The biggest mistake investors make when hunting for dividend stocks is to settle on companies with the highest dividend yields. However, this tells you nothing about the sustainability of the payout. It is often the case that the higher the yield, the higher the likelihood of a dividend cut.
With this being the case, today I’m looking at two FTSE 100 dividend stocks with some of the best dividend credentials.
Up, up and away
If you are searching for income stocks using yield as your only criteria, Ashtead Group (LSE: AHT) and Intertek (LSE: ITRK) probably won’t show up on your radar. But if you screen for companies with the longest record of dividend increases, they will. Ashtead has increased its dividend for nine consecutive years, while Intertek’s record is 15 years.
There are only a handful of other companies in the FTSE 100 that can claim the same record.
Aside from their dividend track record, what I also like about these firms is the potential for future dividend growth.
Take Ashtead for example. This international equipment rental company increased its full-year dividend from 1.7p per share in 2009 to 33p for 2018, a compound annual growth rate of approximately 39%.
Despite this growth, there’s plenty of room for further dividend expansion. Based on last year’s numbers, Ashtead’s dividend cover — the ratio of earnings per share (EPS) to the total dividend per share paid — was an impressive 3.5. For fiscal 2019, analysts expect this ratio to rise to 4.5.
The same is true for Intertek. Since 2003, the company’s annual dividend distribution has increased from 5.2p to 71p (full-year 2018). Dividend cover is 2.1, leaving plenty of room for further payout growth.
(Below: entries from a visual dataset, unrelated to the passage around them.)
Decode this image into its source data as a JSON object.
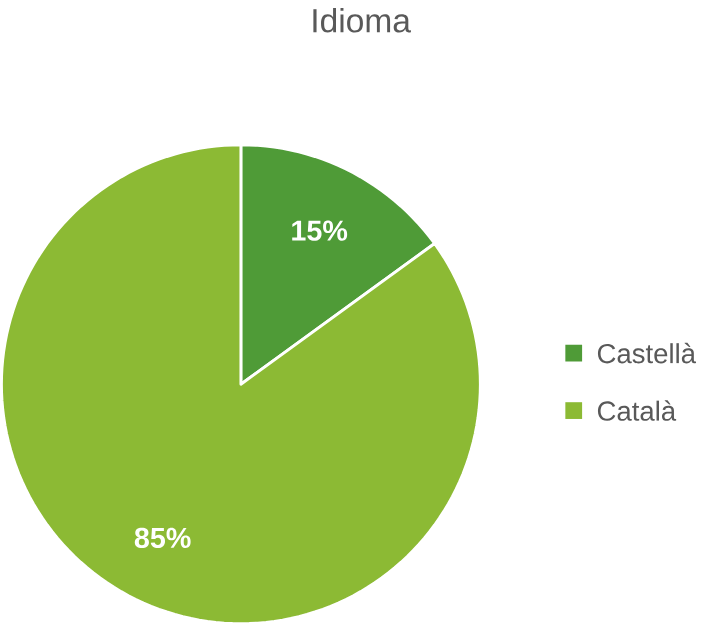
{
  "chart_data": {
    "type": "pie",
    "title": "Idioma",
    "categories": [
      "Castellà",
      "Català"
    ],
    "values": [
      15,
      85
    ],
    "colors": [
      "#4f9b37",
      "#8cba34"
    ],
    "value_labels": [
      "15%",
      "85%"
    ],
    "legend": "right"
  }
}
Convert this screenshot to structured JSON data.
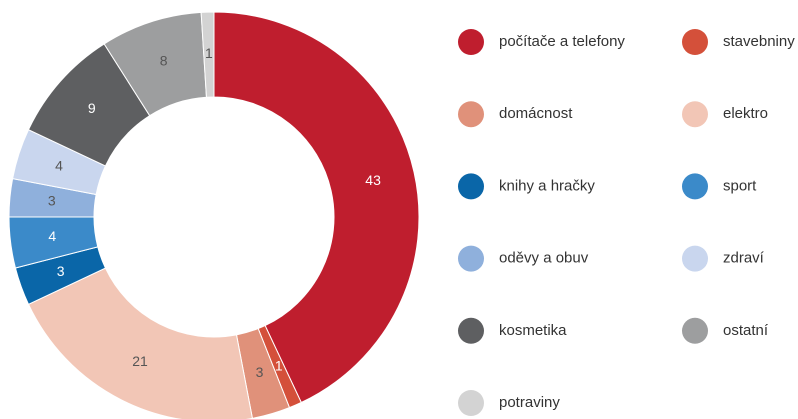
{
  "chart_data": {
    "type": "donut",
    "categories": [
      "počítače a telefony",
      "stavebniny",
      "domácnost",
      "elektro",
      "knihy a hračky",
      "sport",
      "oděvy a obuv",
      "zdraví",
      "kosmetika",
      "ostatní",
      "potraviny"
    ],
    "values": [
      43,
      1,
      3,
      21,
      3,
      4,
      3,
      4,
      9,
      8,
      1
    ],
    "colors": [
      "#bf1e2e",
      "#d4503a",
      "#e0917a",
      "#f2c6b6",
      "#0a66a8",
      "#3b8ac9",
      "#8fb0dc",
      "#c9d6ee",
      "#5e5f61",
      "#9d9e9f",
      "#d3d3d3"
    ],
    "legend": "right"
  }
}
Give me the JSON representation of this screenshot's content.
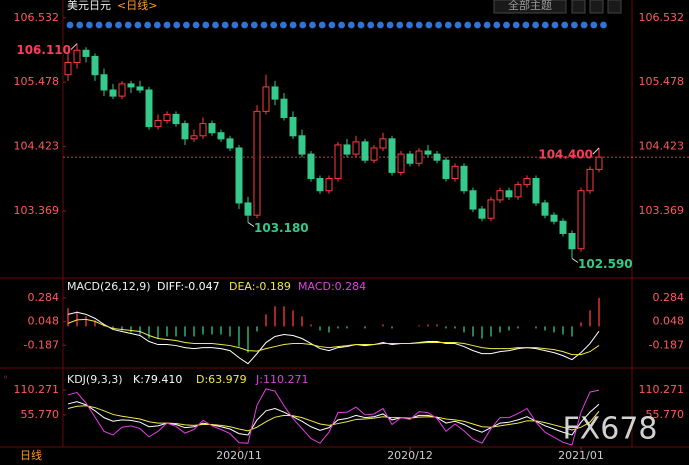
{
  "header": {
    "title": "美元日元",
    "period": "<日线>",
    "theme_button": "全部主题"
  },
  "chart_data": [
    {
      "type": "candlestick",
      "up_color": "#ff3b3b",
      "down_color": "#35c98b",
      "ylim": [
        102.32,
        106.66
      ],
      "yticks": [
        106.532,
        105.478,
        104.423,
        103.369
      ],
      "last_price": 104.25,
      "xticks": [
        {
          "value": 19,
          "label": "2020/11"
        },
        {
          "value": 38,
          "label": "2020/12"
        },
        {
          "value": 57,
          "label": "2021/01"
        }
      ],
      "annotations": [
        {
          "index": 1,
          "value": 106.11,
          "label": "106.110",
          "color": "#ff3b5c",
          "side": "left"
        },
        {
          "index": 20,
          "value": 103.18,
          "label": "103.180",
          "color": "#35c98b",
          "side": "right"
        },
        {
          "index": 59,
          "value": 104.4,
          "label": "104.400",
          "color": "#ff3b5c",
          "side": "left"
        },
        {
          "index": 56,
          "value": 102.59,
          "label": "102.590",
          "color": "#35c98b",
          "side": "right"
        }
      ],
      "ohlc": [
        [
          105.6,
          105.95,
          105.5,
          105.8
        ],
        [
          105.8,
          106.11,
          105.7,
          106.0
        ],
        [
          106.0,
          106.05,
          105.8,
          105.9
        ],
        [
          105.9,
          105.95,
          105.5,
          105.6
        ],
        [
          105.6,
          105.7,
          105.25,
          105.35
        ],
        [
          105.35,
          105.45,
          105.2,
          105.25
        ],
        [
          105.25,
          105.5,
          105.2,
          105.45
        ],
        [
          105.45,
          105.5,
          105.3,
          105.4
        ],
        [
          105.4,
          105.5,
          105.3,
          105.35
        ],
        [
          105.35,
          105.4,
          104.7,
          104.75
        ],
        [
          104.75,
          104.95,
          104.7,
          104.85
        ],
        [
          104.85,
          105.0,
          104.8,
          104.95
        ],
        [
          104.95,
          105.0,
          104.75,
          104.8
        ],
        [
          104.8,
          104.85,
          104.45,
          104.55
        ],
        [
          104.55,
          104.7,
          104.5,
          104.6
        ],
        [
          104.6,
          104.9,
          104.55,
          104.8
        ],
        [
          104.8,
          104.85,
          104.6,
          104.65
        ],
        [
          104.65,
          104.7,
          104.5,
          104.55
        ],
        [
          104.55,
          104.6,
          104.35,
          104.4
        ],
        [
          104.4,
          104.45,
          103.4,
          103.5
        ],
        [
          103.5,
          103.6,
          103.18,
          103.3
        ],
        [
          103.3,
          105.1,
          103.25,
          105.0
        ],
        [
          105.0,
          105.6,
          104.95,
          105.4
        ],
        [
          105.4,
          105.5,
          105.1,
          105.2
        ],
        [
          105.2,
          105.3,
          104.85,
          104.9
        ],
        [
          104.9,
          105.0,
          104.55,
          104.6
        ],
        [
          104.6,
          104.7,
          104.25,
          104.3
        ],
        [
          104.3,
          104.35,
          103.85,
          103.9
        ],
        [
          103.9,
          103.95,
          103.65,
          103.7
        ],
        [
          103.7,
          103.95,
          103.65,
          103.9
        ],
        [
          103.9,
          104.5,
          103.85,
          104.45
        ],
        [
          104.45,
          104.55,
          104.25,
          104.3
        ],
        [
          104.3,
          104.6,
          104.25,
          104.5
        ],
        [
          104.5,
          104.55,
          104.15,
          104.2
        ],
        [
          104.2,
          104.45,
          104.15,
          104.4
        ],
        [
          104.4,
          104.65,
          104.35,
          104.55
        ],
        [
          104.55,
          104.6,
          103.95,
          104.0
        ],
        [
          104.0,
          104.35,
          103.95,
          104.3
        ],
        [
          104.3,
          104.35,
          104.1,
          104.15
        ],
        [
          104.15,
          104.4,
          104.1,
          104.35
        ],
        [
          104.35,
          104.45,
          104.25,
          104.3
        ],
        [
          104.3,
          104.35,
          104.15,
          104.2
        ],
        [
          104.2,
          104.25,
          103.85,
          103.9
        ],
        [
          103.9,
          104.15,
          103.85,
          104.1
        ],
        [
          104.1,
          104.15,
          103.65,
          103.7
        ],
        [
          103.7,
          103.75,
          103.35,
          103.4
        ],
        [
          103.4,
          103.45,
          103.2,
          103.25
        ],
        [
          103.25,
          103.6,
          103.2,
          103.55
        ],
        [
          103.55,
          103.75,
          103.5,
          103.7
        ],
        [
          103.7,
          103.75,
          103.55,
          103.6
        ],
        [
          103.6,
          103.85,
          103.55,
          103.8
        ],
        [
          103.8,
          103.95,
          103.75,
          103.9
        ],
        [
          103.9,
          103.95,
          103.45,
          103.5
        ],
        [
          103.5,
          103.55,
          103.25,
          103.3
        ],
        [
          103.3,
          103.35,
          103.15,
          103.2
        ],
        [
          103.2,
          103.25,
          102.95,
          103.0
        ],
        [
          103.0,
          103.05,
          102.59,
          102.75
        ],
        [
          102.75,
          103.75,
          102.7,
          103.7
        ],
        [
          103.7,
          104.1,
          103.65,
          104.05
        ],
        [
          104.05,
          104.4,
          104.0,
          104.25
        ]
      ]
    },
    {
      "type": "macd",
      "title": "MACD(26,12,9)",
      "ylim": [
        -0.383,
        0.451
      ],
      "yticks": [
        0.284,
        0.048,
        -0.187
      ],
      "bars": {
        "label": "MACD:0.284",
        "up_color": "#ff3b3b",
        "down_color": "#35c98b",
        "values": [
          0.18,
          0.15,
          0.1,
          0.06,
          0.02,
          -0.02,
          -0.04,
          -0.06,
          -0.08,
          -0.12,
          -0.12,
          -0.1,
          -0.1,
          -0.1,
          -0.1,
          -0.08,
          -0.08,
          -0.08,
          -0.1,
          -0.2,
          -0.26,
          -0.05,
          0.12,
          0.2,
          0.2,
          0.16,
          0.1,
          0.02,
          -0.04,
          -0.06,
          -0.02,
          -0.02,
          0.0,
          -0.02,
          0.0,
          0.02,
          -0.02,
          0.0,
          0.0,
          0.01,
          0.02,
          0.02,
          -0.02,
          -0.02,
          -0.06,
          -0.1,
          -0.12,
          -0.1,
          -0.06,
          -0.04,
          -0.02,
          0.0,
          -0.02,
          -0.04,
          -0.06,
          -0.08,
          -0.1,
          0.04,
          0.16,
          0.284
        ]
      },
      "series": [
        {
          "label": "DIFF:-0.047",
          "color": "#ffffff",
          "values": [
            0.12,
            0.14,
            0.12,
            0.08,
            0.02,
            -0.03,
            -0.05,
            -0.07,
            -0.09,
            -0.15,
            -0.18,
            -0.18,
            -0.19,
            -0.21,
            -0.22,
            -0.21,
            -0.21,
            -0.22,
            -0.24,
            -0.31,
            -0.37,
            -0.27,
            -0.16,
            -0.1,
            -0.08,
            -0.09,
            -0.12,
            -0.17,
            -0.22,
            -0.24,
            -0.21,
            -0.2,
            -0.18,
            -0.19,
            -0.18,
            -0.16,
            -0.18,
            -0.17,
            -0.17,
            -0.16,
            -0.15,
            -0.15,
            -0.17,
            -0.17,
            -0.2,
            -0.24,
            -0.27,
            -0.27,
            -0.25,
            -0.24,
            -0.22,
            -0.21,
            -0.22,
            -0.24,
            -0.26,
            -0.29,
            -0.33,
            -0.26,
            -0.17,
            -0.047
          ]
        },
        {
          "label": "DEA:-0.189",
          "color": "#f2e84b",
          "values": [
            0.03,
            0.065,
            0.07,
            0.05,
            0.01,
            -0.02,
            -0.03,
            -0.04,
            -0.05,
            -0.09,
            -0.12,
            -0.13,
            -0.14,
            -0.16,
            -0.17,
            -0.17,
            -0.17,
            -0.18,
            -0.19,
            -0.21,
            -0.24,
            -0.245,
            -0.22,
            -0.2,
            -0.18,
            -0.17,
            -0.17,
            -0.18,
            -0.2,
            -0.21,
            -0.2,
            -0.19,
            -0.18,
            -0.18,
            -0.18,
            -0.17,
            -0.17,
            -0.17,
            -0.17,
            -0.165,
            -0.16,
            -0.16,
            -0.16,
            -0.16,
            -0.17,
            -0.19,
            -0.21,
            -0.22,
            -0.22,
            -0.22,
            -0.21,
            -0.21,
            -0.21,
            -0.22,
            -0.23,
            -0.25,
            -0.28,
            -0.28,
            -0.25,
            -0.189
          ]
        }
      ]
    },
    {
      "type": "kdj",
      "title": "KDJ(9,3,3)",
      "ylim": [
        -10,
        150
      ],
      "yticks": [
        110.271,
        {
          "value": 55.77,
          "label": "55.770"
        }
      ],
      "series": [
        {
          "label": "K:79.410",
          "color": "#ffffff",
          "values": [
            80,
            85,
            78,
            65,
            50,
            42,
            45,
            44,
            40,
            30,
            32,
            38,
            35,
            28,
            30,
            38,
            34,
            30,
            25,
            15,
            12,
            45,
            65,
            70,
            62,
            52,
            42,
            30,
            22,
            28,
            45,
            48,
            55,
            50,
            52,
            58,
            45,
            50,
            48,
            55,
            55,
            50,
            38,
            42,
            35,
            25,
            18,
            28,
            38,
            40,
            45,
            52,
            42,
            32,
            25,
            18,
            12,
            40,
            62,
            79.41
          ]
        },
        {
          "label": "D:63.979",
          "color": "#f2e84b",
          "values": [
            70,
            75,
            76,
            72,
            65,
            57,
            53,
            50,
            47,
            41,
            38,
            38,
            37,
            34,
            33,
            35,
            35,
            33,
            30,
            25,
            21,
            29,
            41,
            51,
            55,
            54,
            50,
            43,
            36,
            33,
            37,
            41,
            46,
            47,
            49,
            52,
            50,
            50,
            49,
            51,
            52,
            51,
            47,
            45,
            42,
            36,
            30,
            29,
            32,
            35,
            38,
            43,
            43,
            39,
            34,
            29,
            23,
            29,
            40,
            63.979
          ]
        },
        {
          "label": "J:110.271",
          "color": "#e63ce6",
          "values": [
            100,
            105,
            82,
            51,
            20,
            12,
            29,
            32,
            26,
            8,
            20,
            38,
            31,
            16,
            24,
            44,
            32,
            24,
            15,
            -5,
            -6,
            77,
            113,
            108,
            76,
            48,
            26,
            4,
            -6,
            18,
            61,
            62,
            73,
            56,
            58,
            70,
            35,
            50,
            46,
            63,
            61,
            48,
            20,
            36,
            21,
            3,
            -6,
            26,
            50,
            50,
            59,
            70,
            40,
            18,
            7,
            -4,
            -10,
            62,
            106,
            110.271
          ]
        }
      ]
    }
  ],
  "footer": {
    "period": "日线",
    "watermark": "FX678"
  }
}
Slow and steady wins the race
Earnings growth has been fuel driving dividend growth for both firms. And I see no reason why the trend will come to an end anytime soon.
Over the past decade, Ashtead and Intertek have grown earnings and revenue through a combination of organic growth and acquisitions. The companies have refined the process of buying other businesses at attractive prices and using their experience to cut costs and improve efficiency.
Small acquisitions to boost organic growth may not deliver the explosive returns a large deal could, but the results speak for themselves; this is a strategy that works. Over the past five years, Intertek’s EPS have grown at a steady 11.2% per annum. Ashtead has racked up a much faster 35% per annum EPS growth rate.
Over the next two years, City analysts are expecting business as usual. Figures claim Intertek’s EPS will remain steady this year, before rising around 9% in 2019. Excluding one-off factors, Ashtead’s EPS are projected to leap 55% by 2020.
These numbers put shares in Intertek and Ashtead on a forward P/E of 24.6 and 14.5, respectively. These multiples aren’t cheap, but I believe it’s worth paying a premium to buy into these companies’ growth stories. The shares also support respective dividend yields of 1.9% and 1.6%.